There was no response from Minnie, who had taken her secret into some further fastness, and after a pause he cast a thoughtful glance at his old friends. “It's all part of the same silly business,” he said with uncharacteristic bitterness. “All part of the same seven-year-old row. I think Minnie's mad and she thinks I'm dishonest, and we're both explosive personalities. They'll do what they're setting out to do, you know. They'll split us.”

“Who is this?”

Tonker considered and finally decided to confide. “Minnie's horrible chums, the tax-gatherers. I told you the start of it in the other room. I made a fearsome blob over my glüb money and Minnie lost confidence in me in a big way.” He sighed. “We're neither of us great financial brains, let's face it. When the bad news broke we had the first real dust-up of our lives. It was a rotten present to receive, but it was also a highly irritating present to have
given.
Minnie didn't altogether appreciate that point.”

“What happened about it?” Mr. Campion sounded apprehensive. “You've been paying up ever since, I suppose?”

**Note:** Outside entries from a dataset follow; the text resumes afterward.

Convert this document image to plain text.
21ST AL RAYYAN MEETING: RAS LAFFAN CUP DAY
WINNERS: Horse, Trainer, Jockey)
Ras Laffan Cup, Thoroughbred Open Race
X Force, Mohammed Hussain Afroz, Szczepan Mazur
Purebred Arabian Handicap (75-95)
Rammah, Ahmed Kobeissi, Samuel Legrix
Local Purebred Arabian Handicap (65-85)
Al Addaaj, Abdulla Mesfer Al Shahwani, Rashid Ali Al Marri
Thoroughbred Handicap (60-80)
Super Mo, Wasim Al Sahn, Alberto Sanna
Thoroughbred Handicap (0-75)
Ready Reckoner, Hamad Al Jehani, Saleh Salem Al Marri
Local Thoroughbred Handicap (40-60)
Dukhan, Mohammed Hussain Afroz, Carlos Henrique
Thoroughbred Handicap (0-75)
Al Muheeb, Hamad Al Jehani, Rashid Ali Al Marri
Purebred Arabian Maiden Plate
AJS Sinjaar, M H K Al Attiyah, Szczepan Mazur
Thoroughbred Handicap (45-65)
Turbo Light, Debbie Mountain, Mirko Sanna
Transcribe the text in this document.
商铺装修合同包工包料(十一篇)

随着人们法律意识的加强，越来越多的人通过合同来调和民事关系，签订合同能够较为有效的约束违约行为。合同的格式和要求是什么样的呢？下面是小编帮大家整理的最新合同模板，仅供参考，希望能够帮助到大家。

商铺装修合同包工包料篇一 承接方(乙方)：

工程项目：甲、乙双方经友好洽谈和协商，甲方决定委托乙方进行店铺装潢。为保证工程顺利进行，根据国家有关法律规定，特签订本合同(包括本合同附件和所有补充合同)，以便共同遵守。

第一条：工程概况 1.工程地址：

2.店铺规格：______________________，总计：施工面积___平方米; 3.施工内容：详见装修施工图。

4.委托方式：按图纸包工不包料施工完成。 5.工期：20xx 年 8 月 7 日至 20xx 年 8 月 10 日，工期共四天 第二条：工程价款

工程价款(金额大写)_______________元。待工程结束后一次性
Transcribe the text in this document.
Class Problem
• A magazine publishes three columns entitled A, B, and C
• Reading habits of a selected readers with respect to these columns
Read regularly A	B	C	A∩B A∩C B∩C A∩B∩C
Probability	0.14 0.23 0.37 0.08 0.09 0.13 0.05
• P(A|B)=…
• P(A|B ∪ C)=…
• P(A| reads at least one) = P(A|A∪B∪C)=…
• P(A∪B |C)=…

“Minnie has,” said Tonker. “I don't come into it. I'm a salaried worker and I keep just under sur-tax, so they filch my bit at source without my even stroking it. Minnie does the rest. Since the glüb fiasco she won't have any interference from me. It's a bit complicated because we don't live together, you see. Never have.”

Mr. Campion laughed. “You have in the legal sense, you idiot.”

“We haven't in the literal sense.” Tonker spoke with unanswerable logic. “That's the whole tragedy. Before we were married, over twenty-five years ago, Minnie and I,
being astute youngsters—we were both nineteen—perceived that all the difficulties, partings and troubles in married life arose directly—
directly,
mark you—from nothing more nor less than money and housekeeping. How right we were. We decided, very reasonably that we wouldn't have any. We were both able to keep ourselves then and we have ever since. When we were young we lived near each other, and as we grew older we visited one another frequently. We've each got our own work to do and we don't ask any more of marriage than the tie itself. We've had plenty of fights but never any real bitterness until now. And why has it happened at all? Because some silly official first decides that we're the same person for income-tax, and then starts trying to split us because even he can see that we're not. We don't conform to the blue-print, so we've got to be altered. And they're doing it, too. Minnie's off her head, you know.”

Mr. Campion glanced towards Amanda and saw that she had wandered away and was looking at the pictures again. He returned to Tonker.

“In what way?”

The sandy man studied the toes of his wide shoes. “Haven't you noticed it?” he enquired at last. “She's given herself over to them. She's let them into her life, so that her existence is a lunatic farce. There are only two good bedrooms in this house and she's not allowed to sleep in either of them. She employs a gardener but he's not allowed to grow vegetables because she only paints flowers. She hates champers but she's not allowed to drink anything else, and then only when some dreary customer is present. She has to account for all her clothes. My word, I get savage!” He grunted. “Then of course I say things, and so does she.” He frowned and cast a sidelong glance of reproach at his stupendous invention. “Normally I curb myself,” he went on presently, “but sometimes there's too much provocation, and this last business seemed to me to be the end. I may have overstepped the mark. They've had everything the woman could lay her hands on,
Campion: William's bit, the silver, the Cotman, and God knows what else. And now if you please they want
me
. She says they want us to divorce. I did kick at that. It's not civilised.”